Herbig-Haro (HH) nesneleri, yeni doğmuş yıldızları çevreleyen parlak bölgelerdir; yıldız rüzgarları veya bu yeni doğmuş yıldızlardan fışkıran gaz jetleri, yakınlardaki gaz ve tozla yüksek hızlarda çarpışan şok dalgaları oluşturduğunda oluşur. HH 211’in NASA’nın James Webb Uzay Teleskobu’ndan alınan bu görüntüsü,
Güneşimizin sadece birkaç onbinlerce yaşında olduğu ve şimdiki zamanın yalnızca %8’i kadar bir kütleye sahip olduğu dönemdeki Güneşimizin çocuksu bir benzeri olan Sınıf 0 önyıldızından bir dışarı akışı ortaya koyuyor. -day Sun (sonunda Güneş gibi bir yıldıza dönüşecek).

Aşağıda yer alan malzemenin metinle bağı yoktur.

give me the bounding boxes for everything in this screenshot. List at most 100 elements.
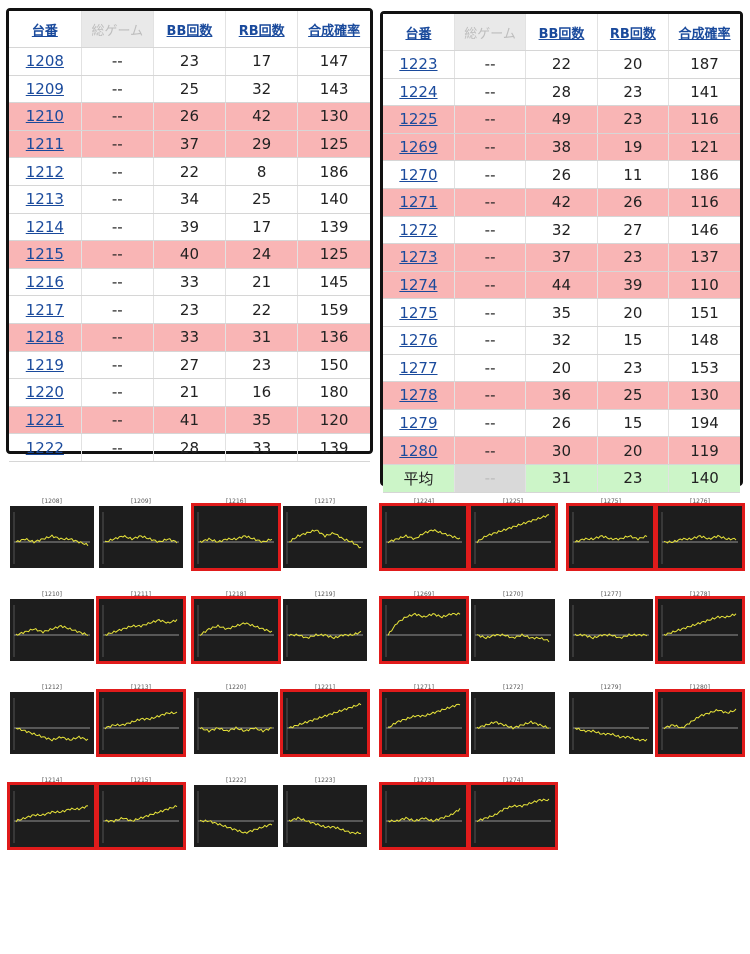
graph-label: [1220] — [226, 684, 246, 691]
slump-graph[interactable]: [1269] — [379, 591, 469, 664]
slump-graph[interactable]: [1272] — [469, 684, 557, 754]
rb-count-cell: 33 — [225, 433, 299, 462]
slump-graph[interactable]: [1274] — [468, 777, 558, 850]
machine-number-link[interactable]: 1277 — [399, 358, 438, 377]
total-games-cell: -- — [81, 295, 154, 324]
slump-graph[interactable]: [1275] — [566, 498, 656, 571]
slump-graph[interactable]: [1273] — [379, 777, 469, 850]
slump-graph[interactable]: [1214] — [7, 777, 97, 850]
machine-number-cell: 1272 — [383, 216, 455, 245]
machine-number-link[interactable]: 1272 — [399, 220, 438, 239]
machine-number-link[interactable]: 1210 — [25, 107, 64, 126]
rate-cell: 139 — [297, 433, 370, 462]
graph-line — [387, 529, 461, 544]
machine-number-link[interactable]: 1214 — [25, 217, 64, 236]
slump-graph[interactable]: [1270] — [469, 591, 557, 661]
machine-number-link[interactable]: 1216 — [25, 273, 64, 292]
machine-number-link[interactable]: 1278 — [399, 386, 438, 405]
graph-label: [1275] — [601, 498, 621, 505]
bb-count-cell: 22 — [525, 50, 598, 79]
col-header-bb[interactable]: BB回数 — [153, 11, 227, 48]
total-games-cell: -- — [81, 47, 154, 76]
slump-graph[interactable]: [1271] — [379, 684, 469, 757]
machine-number-link[interactable]: 1270 — [399, 165, 438, 184]
machine-number-link[interactable]: 1219 — [25, 355, 64, 374]
bb-count-cell: 33 — [153, 323, 227, 352]
slump-graph[interactable]: [1215] — [96, 777, 186, 850]
slump-graph[interactable]: [1210] — [8, 591, 96, 661]
machine-number-cell: 1270 — [383, 160, 455, 189]
col-header-machine[interactable]: 台番 — [9, 11, 82, 48]
machine-number-cell: 1217 — [9, 295, 82, 324]
slump-graph[interactable]: [1216] — [191, 498, 281, 571]
slump-graph[interactable]: [1218] — [191, 591, 281, 664]
col-header-rb[interactable]: RB回数 — [225, 11, 299, 48]
bb-count-cell: 37 — [153, 130, 227, 159]
slump-graph[interactable]: [1278] — [655, 591, 745, 664]
total-games-cell: -- — [454, 105, 527, 134]
machine-number-link[interactable]: 1273 — [399, 248, 438, 267]
table-row: 1276 -- 32 15 148 — [383, 326, 740, 355]
machine-number-link[interactable]: 1280 — [399, 441, 438, 460]
graph-plot — [96, 689, 186, 757]
table-row: 1210 -- 26 42 130 — [9, 102, 370, 131]
slump-graph[interactable]: [1225] — [468, 498, 558, 571]
machine-number-link[interactable]: 1211 — [25, 135, 64, 154]
machine-number-link[interactable]: 1209 — [25, 79, 64, 98]
graph-label: [1219] — [315, 591, 335, 598]
slump-graph[interactable]: [1209] — [97, 498, 185, 568]
table-row: 1209 -- 25 32 143 — [9, 75, 370, 104]
machine-number-link[interactable]: 1223 — [399, 55, 438, 74]
slump-graph[interactable]: [1217] — [281, 498, 369, 568]
machine-number-link[interactable]: 1213 — [25, 190, 64, 209]
slump-graph[interactable]: [1208] — [8, 498, 96, 568]
machine-number-link[interactable]: 1208 — [25, 52, 64, 71]
rate-cell: 150 — [297, 351, 370, 380]
machine-number-link[interactable]: 1279 — [399, 414, 438, 433]
machine-number-link[interactable]: 1221 — [25, 411, 64, 430]
slump-graph[interactable]: [1211] — [96, 591, 186, 664]
bb-count-cell: 21 — [153, 378, 227, 407]
average-total: -- — [454, 464, 527, 493]
col-header-rate[interactable]: 合成確率 — [668, 14, 740, 51]
graph-plot — [655, 596, 745, 664]
slump-graph[interactable]: [1280] — [655, 684, 745, 757]
machine-number-link[interactable]: 1225 — [399, 110, 438, 129]
machine-number-link[interactable]: 1218 — [25, 328, 64, 347]
bb-count-cell: 37 — [525, 243, 598, 272]
machine-number-link[interactable]: 1276 — [399, 331, 438, 350]
machine-number-link[interactable]: 1224 — [399, 82, 438, 101]
rate-cell: 151 — [668, 298, 740, 327]
slump-graph[interactable]: [1222] — [192, 777, 280, 847]
slump-graph[interactable]: [1276] — [655, 498, 745, 571]
machine-number-link[interactable]: 1215 — [25, 245, 64, 264]
slump-graph[interactable]: [1223] — [281, 777, 369, 847]
rb-count-cell: 17 — [225, 213, 299, 242]
col-header-rb[interactable]: RB回数 — [597, 14, 670, 51]
slump-graph[interactable]: [1212] — [8, 684, 96, 754]
slump-graph[interactable]: [1221] — [280, 684, 370, 757]
slump-graph[interactable]: [1277] — [567, 591, 655, 661]
machine-number-link[interactable]: 1217 — [25, 300, 64, 319]
col-header-total-games: 総ゲーム — [81, 11, 154, 48]
graph-line — [199, 535, 273, 544]
slump-graph[interactable]: [1213] — [96, 684, 186, 757]
bb-count-cell: 32 — [525, 216, 598, 245]
machine-number-link[interactable]: 1212 — [25, 162, 64, 181]
slump-graph[interactable]: [1279] — [567, 684, 655, 754]
machine-number-link[interactable]: 1220 — [25, 383, 64, 402]
slump-graph[interactable]: [1220] — [192, 684, 280, 754]
machine-number-link[interactable]: 1222 — [25, 438, 64, 457]
slump-graph[interactable]: [1224] — [379, 498, 469, 571]
machine-number-link[interactable]: 1275 — [399, 303, 438, 322]
col-header-machine[interactable]: 台番 — [383, 14, 455, 51]
col-header-rate[interactable]: 合成確率 — [297, 11, 370, 48]
bb-count-cell: 25 — [153, 75, 227, 104]
graph-label: [1208] — [42, 498, 62, 505]
machine-number-link[interactable]: 1269 — [399, 138, 438, 157]
rb-count-cell: 26 — [597, 188, 670, 217]
slump-graph[interactable]: [1219] — [281, 591, 369, 661]
machine-number-link[interactable]: 1274 — [399, 276, 438, 295]
col-header-bb[interactable]: BB回数 — [525, 14, 598, 51]
machine-number-link[interactable]: 1271 — [399, 193, 438, 212]
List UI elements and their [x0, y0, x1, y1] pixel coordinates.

Kızılötesi görüntüleme, yeni doğan yıldızları ve onların dışarı akışlarını incelemede güçlüdür çünkü bu tür yıldızlar, oluştukları moleküler buluttan gelen gazın içinde her zaman hala gömülü durumdadır. Yıldızın dışarı akışlarının kızılötesi emisyonu engelleyici gaz ve toza nüfuz ederek HH 211 gibi bir Herbig-Haro nesnesini Webb’in hassas kızılötesi cihazlarıyla gözlem için ideal hale getirir.
Moleküler hidrojen, karbon monoksit ve silikon monoksit dahil olmak üzere türbülans koşullarıyla uyarılan moleküller, Webb’in çıkışların yapısını haritalandırmak için toplayabileceği kızılötesi ışık yayar.
Görüntü, güneydoğuya (sol alt) ve kuzeybatıya (sağ üst) doğru bir dizi yay şokunun yanı sıra bunlara güç veren dar iki kutuplu jeti gösteriyor. Webb, bu sahneyi benzeri görülmemiş bir ayrıntıyla ortaya koyuyor;
HH 211’in önceki görüntülerinden kabaca 5 ila 10 kat daha yüksek uzaysal çözünürlük. İçteki jetin, merkezi önyıldızın her iki yanında ayna simetrisi ile “kıpırdadığı” görülüyor. Bu, daha küçük ölçeklerdeki gözlemlerle uyumludur ve önyıldızın aslında çözümlenmemiş bir ikili yıldız olabileceğini düşündürmektedir.
HH 211’in yer tabanlı teleskoplarla yapılan daha önceki gözlemleri, bizden (kuzeybatı) uzaklaşan ve bize (güneydoğu) doğru hareket eden dev yay şoklarını ve sırasıyla şoklanmış hidrojen ve karbon monoksit içindeki boşluk benzeri yapıların yanı sıra, düğümlü ve kıpırdayan iki kutuplu bir jeti ortaya çıkardı. silikon monoksit içinde.
Araştırmacılar, Webb’in yeni gözlemlerini kullanarak nesnenin dışarı akışının, benzer türde çıkışlara sahip daha gelişmiş önyıldızlarla karşılaştırıldığında nispeten yavaş olduğunu belirlediler.
Ekip, en içteki çıkış yapılarının hızlarını kabaca saniyede 48-60 mil (saniyede 80 ila 100 kilometre) olarak ölçtü. Bununla birlikte, akışın bu bölümleri ile çarpıştıkları ana malzeme (şok dalgası) arasındaki hız farkı çok daha küçüktür.
Araştırmacılar, HH 211’in merkezindeki gibi en genç yıldızlardan gelen akışların çoğunlukla moleküllerden oluştuğu sonucuna vardı, çünkü nispeten düşük şok dalgası hızları, molekülleri daha basit atomlara ve iyonlara parçalayacak kadar enerjik değildi.